Last night whilst (oh yes, whilst) brushing my teeth, I had an epiphany. I realized that instead of re-installing Linux on a new USB stick, I could use dd to duplicate one USB stick onto another. I tried it, and sure enough, it works almost perfectly. I say almost because there was one minor problem that I will get to in a minute. Firstly though…​ The command dd is used for making bit-for-bit duplicates or data. In this case, we’re duplicating the exact bits on one device (a USB stick) to another device (another USB stick). You can actually use dd to duplicate most Linux ISO installation files onto a USB stick as well. It works very similarly to burning a CD. Now that that’s explained, here’s the command I used.

Assuming my source USB stick is at /dev/sdb and my destination stick is at /dev/sdc (partitions don’t matter here because we’re duplication the entire drive, not just one partition).

dd if=/dev/sda of=/dev/sdb

(The if is the "input file" and of is the "output file") That will likely take a while. For me it ran at 2.3 megabytes per second. Yours might run a bit slower as my destination USB stick has an average write speed of 25 MBps which is a bit higher than typical USB sticks (many thanks to Newegg for the great price). On the flip side, my source usb stick was starting to fail, so it might go way faster. I’m not really sure.

Okay, now that one issue I had.

Two different 8 gigabyte USB sticks (that’s what I used) are likely not going to have the exact same amount of space on them. If your destination USB stick is even slightly smaller than your source disk, you’ll miss some data due to the disk being full (in the case of dd, even empty space has bits in it that get transferred). This will cause problems for you because the filesystem will say that it starts here and ends there, when the actual partition ends earlier than expected. While this likely won’t cause issues for you other than your machine complaining about it, it could result in some data loss.
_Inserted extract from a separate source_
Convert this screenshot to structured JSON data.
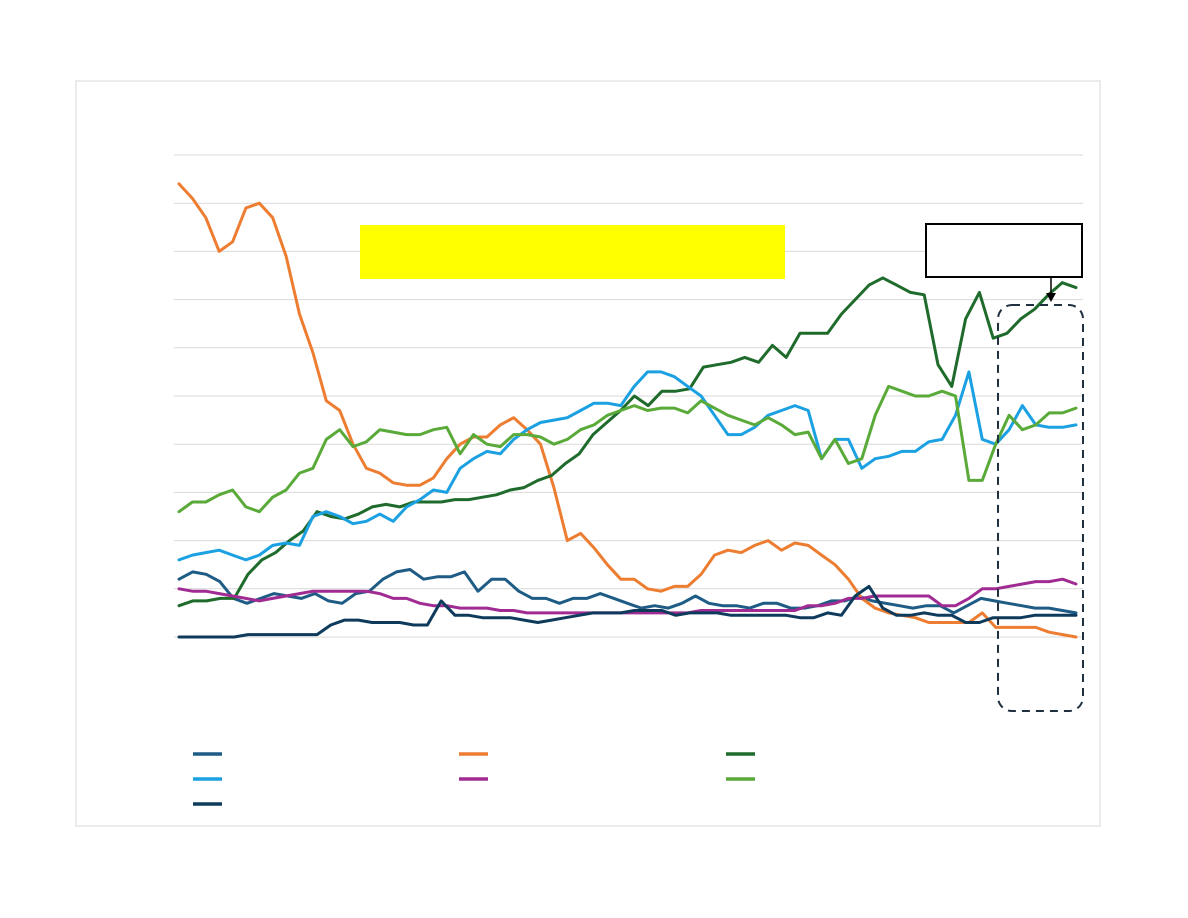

Either way, the way we get around this issue is really simple. Once you’ve duplicated your USB stick and booted the new one, you should see the following error:

The filesystem size (according to the superblock) is derpderpderp blocks The
physical size of the device is blerdibler blocks
Either the superblock or the partition table is likely to be corrupt!

Just run this command and it should solve your issue

resize2fs /dev/sd-lastpartition

In my case that command was resize2fs /dev/sdb4 (my /home partition).

May there be utility USB sticks for all!